Fifty days to spread the Good News; 50 days to proclaim resurrection to the world; and 50 days to travel to far-away places with the message that God is doing a new thing in Jesus Christ.

It was during the first Easter season some 2,000 years ago that the disciples discovered that the rumors were true – that Jesus Christ had in fact been raised from the dead. And so, they wasted no time spreading the Good News.

The appropriately named Acts of the Apostles reports how the first Christians spread the Easter message to the world: by teaching and preaching, and by baptizing many into the faith.

But as modern-day Christians know all too well, growth cannot happen without at least a few growing pains.

As we heard tell in our reading from the Acts of the Apostles, Peter was no stranger to growing pains.

There was perhaps no more passionate a believer in the early church than Peter. He had been teaching and preaching about Jesus among the gentiles in Caesarea with great effect.

In Acts, it is reported that the Holy Spirit came into their midst and they began “extolling God.”

But even before the days of e-mail, Facebook and Twitter, rumors traveled fast.

Soon, the news of Peter’s work among the gentiles reached the religious leaders in Jerusalem.

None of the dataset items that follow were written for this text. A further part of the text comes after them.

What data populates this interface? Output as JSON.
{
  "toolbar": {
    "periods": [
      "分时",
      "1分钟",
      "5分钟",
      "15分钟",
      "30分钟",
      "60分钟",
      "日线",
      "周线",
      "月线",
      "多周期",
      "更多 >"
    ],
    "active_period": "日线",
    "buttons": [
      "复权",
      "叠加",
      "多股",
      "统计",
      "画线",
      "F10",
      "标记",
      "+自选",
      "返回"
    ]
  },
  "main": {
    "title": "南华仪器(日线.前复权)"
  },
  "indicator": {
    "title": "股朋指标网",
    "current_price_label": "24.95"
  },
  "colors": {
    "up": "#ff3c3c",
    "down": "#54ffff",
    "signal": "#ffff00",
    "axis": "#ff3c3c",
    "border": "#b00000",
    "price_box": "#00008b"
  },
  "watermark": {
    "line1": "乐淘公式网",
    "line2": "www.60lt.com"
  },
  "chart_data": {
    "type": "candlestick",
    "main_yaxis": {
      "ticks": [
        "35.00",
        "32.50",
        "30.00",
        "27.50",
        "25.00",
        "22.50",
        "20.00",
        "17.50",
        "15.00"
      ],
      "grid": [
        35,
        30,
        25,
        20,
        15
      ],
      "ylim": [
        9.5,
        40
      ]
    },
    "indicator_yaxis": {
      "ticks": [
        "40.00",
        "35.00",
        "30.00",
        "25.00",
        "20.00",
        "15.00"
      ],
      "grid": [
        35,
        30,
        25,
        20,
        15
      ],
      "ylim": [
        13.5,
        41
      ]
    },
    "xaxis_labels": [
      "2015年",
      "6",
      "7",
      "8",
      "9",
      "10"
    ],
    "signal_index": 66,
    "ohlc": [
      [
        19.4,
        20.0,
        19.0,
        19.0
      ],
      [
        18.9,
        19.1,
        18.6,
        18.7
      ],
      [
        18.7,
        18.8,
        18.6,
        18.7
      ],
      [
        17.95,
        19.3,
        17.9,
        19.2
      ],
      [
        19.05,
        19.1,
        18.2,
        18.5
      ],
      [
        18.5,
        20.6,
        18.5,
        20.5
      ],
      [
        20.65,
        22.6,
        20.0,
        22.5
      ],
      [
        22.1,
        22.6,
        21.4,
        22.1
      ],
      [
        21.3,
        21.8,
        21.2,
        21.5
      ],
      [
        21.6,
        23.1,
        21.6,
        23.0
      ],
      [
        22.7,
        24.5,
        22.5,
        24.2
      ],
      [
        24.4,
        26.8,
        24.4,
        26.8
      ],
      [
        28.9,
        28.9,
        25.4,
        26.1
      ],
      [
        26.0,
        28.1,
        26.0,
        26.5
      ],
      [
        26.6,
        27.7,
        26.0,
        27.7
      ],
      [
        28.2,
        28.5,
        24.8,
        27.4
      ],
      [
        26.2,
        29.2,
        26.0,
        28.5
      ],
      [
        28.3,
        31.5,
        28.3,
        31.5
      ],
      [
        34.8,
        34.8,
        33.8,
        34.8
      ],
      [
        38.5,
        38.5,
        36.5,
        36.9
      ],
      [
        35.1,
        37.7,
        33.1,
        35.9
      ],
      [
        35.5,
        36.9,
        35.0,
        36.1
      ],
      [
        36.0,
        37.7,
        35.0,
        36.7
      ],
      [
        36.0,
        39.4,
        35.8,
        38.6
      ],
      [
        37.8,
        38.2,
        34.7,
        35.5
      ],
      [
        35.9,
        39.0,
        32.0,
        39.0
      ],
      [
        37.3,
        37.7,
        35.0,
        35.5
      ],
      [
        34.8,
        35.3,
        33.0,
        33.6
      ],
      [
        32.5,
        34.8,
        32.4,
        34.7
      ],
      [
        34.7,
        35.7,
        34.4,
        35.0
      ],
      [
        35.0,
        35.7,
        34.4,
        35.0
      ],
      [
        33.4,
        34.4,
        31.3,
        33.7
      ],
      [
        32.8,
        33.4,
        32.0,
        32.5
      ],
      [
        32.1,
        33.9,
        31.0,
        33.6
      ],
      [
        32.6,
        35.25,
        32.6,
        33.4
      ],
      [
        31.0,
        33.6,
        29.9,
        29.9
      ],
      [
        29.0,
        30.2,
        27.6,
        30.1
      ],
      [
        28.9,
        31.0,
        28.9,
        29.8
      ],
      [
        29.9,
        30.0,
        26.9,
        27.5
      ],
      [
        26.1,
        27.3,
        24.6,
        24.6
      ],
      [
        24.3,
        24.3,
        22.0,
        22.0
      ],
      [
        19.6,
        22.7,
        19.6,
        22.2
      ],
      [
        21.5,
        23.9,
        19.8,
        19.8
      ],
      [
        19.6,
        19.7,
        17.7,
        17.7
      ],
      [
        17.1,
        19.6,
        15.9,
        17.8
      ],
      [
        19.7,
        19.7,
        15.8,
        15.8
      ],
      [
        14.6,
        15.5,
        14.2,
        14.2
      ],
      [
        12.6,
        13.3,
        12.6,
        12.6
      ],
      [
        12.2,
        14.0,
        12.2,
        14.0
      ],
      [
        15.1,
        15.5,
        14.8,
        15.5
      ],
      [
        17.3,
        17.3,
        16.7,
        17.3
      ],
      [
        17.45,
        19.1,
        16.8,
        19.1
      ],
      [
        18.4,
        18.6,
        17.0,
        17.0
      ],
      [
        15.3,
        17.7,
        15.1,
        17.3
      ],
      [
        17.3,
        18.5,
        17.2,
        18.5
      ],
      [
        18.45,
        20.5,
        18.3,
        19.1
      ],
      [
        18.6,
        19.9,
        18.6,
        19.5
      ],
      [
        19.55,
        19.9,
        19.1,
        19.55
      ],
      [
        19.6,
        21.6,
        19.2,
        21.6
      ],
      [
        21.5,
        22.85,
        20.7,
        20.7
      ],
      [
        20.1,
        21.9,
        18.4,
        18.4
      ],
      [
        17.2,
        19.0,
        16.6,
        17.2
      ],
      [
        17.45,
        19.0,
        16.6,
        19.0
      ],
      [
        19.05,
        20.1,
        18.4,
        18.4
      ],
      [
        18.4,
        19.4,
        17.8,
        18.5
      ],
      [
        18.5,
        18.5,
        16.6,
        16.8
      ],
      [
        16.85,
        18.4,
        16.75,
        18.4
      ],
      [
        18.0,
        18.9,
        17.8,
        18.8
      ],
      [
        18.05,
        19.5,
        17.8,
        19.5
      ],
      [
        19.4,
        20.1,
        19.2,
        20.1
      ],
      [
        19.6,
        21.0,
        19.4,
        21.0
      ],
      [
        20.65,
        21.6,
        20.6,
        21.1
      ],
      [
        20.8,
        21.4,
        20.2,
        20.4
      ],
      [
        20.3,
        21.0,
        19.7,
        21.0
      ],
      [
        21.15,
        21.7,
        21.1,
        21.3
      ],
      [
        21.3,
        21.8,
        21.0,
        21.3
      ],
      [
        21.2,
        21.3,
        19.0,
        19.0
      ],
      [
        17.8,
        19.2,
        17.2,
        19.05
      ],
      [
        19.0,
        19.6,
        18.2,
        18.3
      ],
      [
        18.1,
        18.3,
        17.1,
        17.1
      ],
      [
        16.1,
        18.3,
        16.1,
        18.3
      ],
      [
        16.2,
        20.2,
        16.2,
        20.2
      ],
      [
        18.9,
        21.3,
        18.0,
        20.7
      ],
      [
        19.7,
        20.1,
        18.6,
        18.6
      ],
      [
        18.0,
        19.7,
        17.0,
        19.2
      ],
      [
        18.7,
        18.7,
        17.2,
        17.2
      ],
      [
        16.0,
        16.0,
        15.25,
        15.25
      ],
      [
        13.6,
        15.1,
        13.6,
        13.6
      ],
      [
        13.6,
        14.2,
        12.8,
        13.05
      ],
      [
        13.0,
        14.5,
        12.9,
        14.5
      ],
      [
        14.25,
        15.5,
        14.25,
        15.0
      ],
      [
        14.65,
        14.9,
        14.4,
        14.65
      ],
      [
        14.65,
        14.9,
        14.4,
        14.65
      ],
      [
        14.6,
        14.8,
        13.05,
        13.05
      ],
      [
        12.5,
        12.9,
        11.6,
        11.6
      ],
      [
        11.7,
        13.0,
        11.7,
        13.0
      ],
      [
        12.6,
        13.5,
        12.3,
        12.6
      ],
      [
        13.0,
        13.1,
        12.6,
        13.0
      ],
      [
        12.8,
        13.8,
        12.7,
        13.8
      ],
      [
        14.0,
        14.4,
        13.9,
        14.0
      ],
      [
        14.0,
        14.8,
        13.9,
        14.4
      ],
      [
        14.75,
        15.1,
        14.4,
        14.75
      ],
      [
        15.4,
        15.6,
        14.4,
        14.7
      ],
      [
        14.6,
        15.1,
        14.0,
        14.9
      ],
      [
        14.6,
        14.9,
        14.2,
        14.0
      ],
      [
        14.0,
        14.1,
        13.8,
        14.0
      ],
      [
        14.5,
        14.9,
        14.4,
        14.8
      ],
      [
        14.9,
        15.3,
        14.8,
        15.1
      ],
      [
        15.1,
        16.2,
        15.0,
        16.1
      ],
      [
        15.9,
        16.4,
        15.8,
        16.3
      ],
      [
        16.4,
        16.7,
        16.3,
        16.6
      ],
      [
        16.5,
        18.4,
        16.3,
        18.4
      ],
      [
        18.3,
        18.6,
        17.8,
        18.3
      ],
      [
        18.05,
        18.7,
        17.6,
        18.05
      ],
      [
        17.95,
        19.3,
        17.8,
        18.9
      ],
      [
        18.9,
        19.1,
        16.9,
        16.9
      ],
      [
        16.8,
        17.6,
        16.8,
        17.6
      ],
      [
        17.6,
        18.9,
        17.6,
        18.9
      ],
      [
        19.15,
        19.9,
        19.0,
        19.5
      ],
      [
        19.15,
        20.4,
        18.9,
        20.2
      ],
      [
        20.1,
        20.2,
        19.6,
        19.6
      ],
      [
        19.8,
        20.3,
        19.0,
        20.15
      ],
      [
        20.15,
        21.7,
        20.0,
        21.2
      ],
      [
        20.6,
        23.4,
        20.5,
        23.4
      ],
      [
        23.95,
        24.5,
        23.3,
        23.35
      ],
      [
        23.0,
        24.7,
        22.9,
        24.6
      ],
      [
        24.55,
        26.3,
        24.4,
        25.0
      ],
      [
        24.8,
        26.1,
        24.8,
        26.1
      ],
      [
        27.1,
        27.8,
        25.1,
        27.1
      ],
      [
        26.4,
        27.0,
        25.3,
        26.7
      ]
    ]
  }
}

They knew that Peter had been teaching and preaching, but now they had gotten wind that Peter was also eating with the gentiles.

They summoned Peter to defend his actions.

Teaching the gentiles? Fine.

Preaching to the gentiles? Fine.

But eating with the gentiles? Absolutely unacceptable!

For Jews – including Peter – the observance of strict dietary laws was not a matter of ritual piety or cultural observance; it was a matter of worship and identity.

In the midst of an empire that was not only non-Jewish, but also often hostile to the Jewish people, dietary observances served as a reminder to Jew and gentile alike of the distinction between those who were included in God’s covenant with Abraham and those who were not.

And so the religious leaders in Jerusalem received the news that Peter had been sharing meals with the gentiles with mix of anger and fear. For them, Peter was not only blurring the lines between those who were God’s people and those who were not God’s people, he was forsaking God’s laws.

But Peter didn’t see it that way – at least not anymore. He had been converted.

He tells the authorities in Jerusalem the same story he had told several times before. He had a vision in which all sorts of animals appeared before him. He heard God’s voice telling him, “Get up, Peter; kill and eat.” But as one would expect from an observant Jew, Peter replied, “By no means, Lord; for nothing profane or unclean has ever entered my mouth.”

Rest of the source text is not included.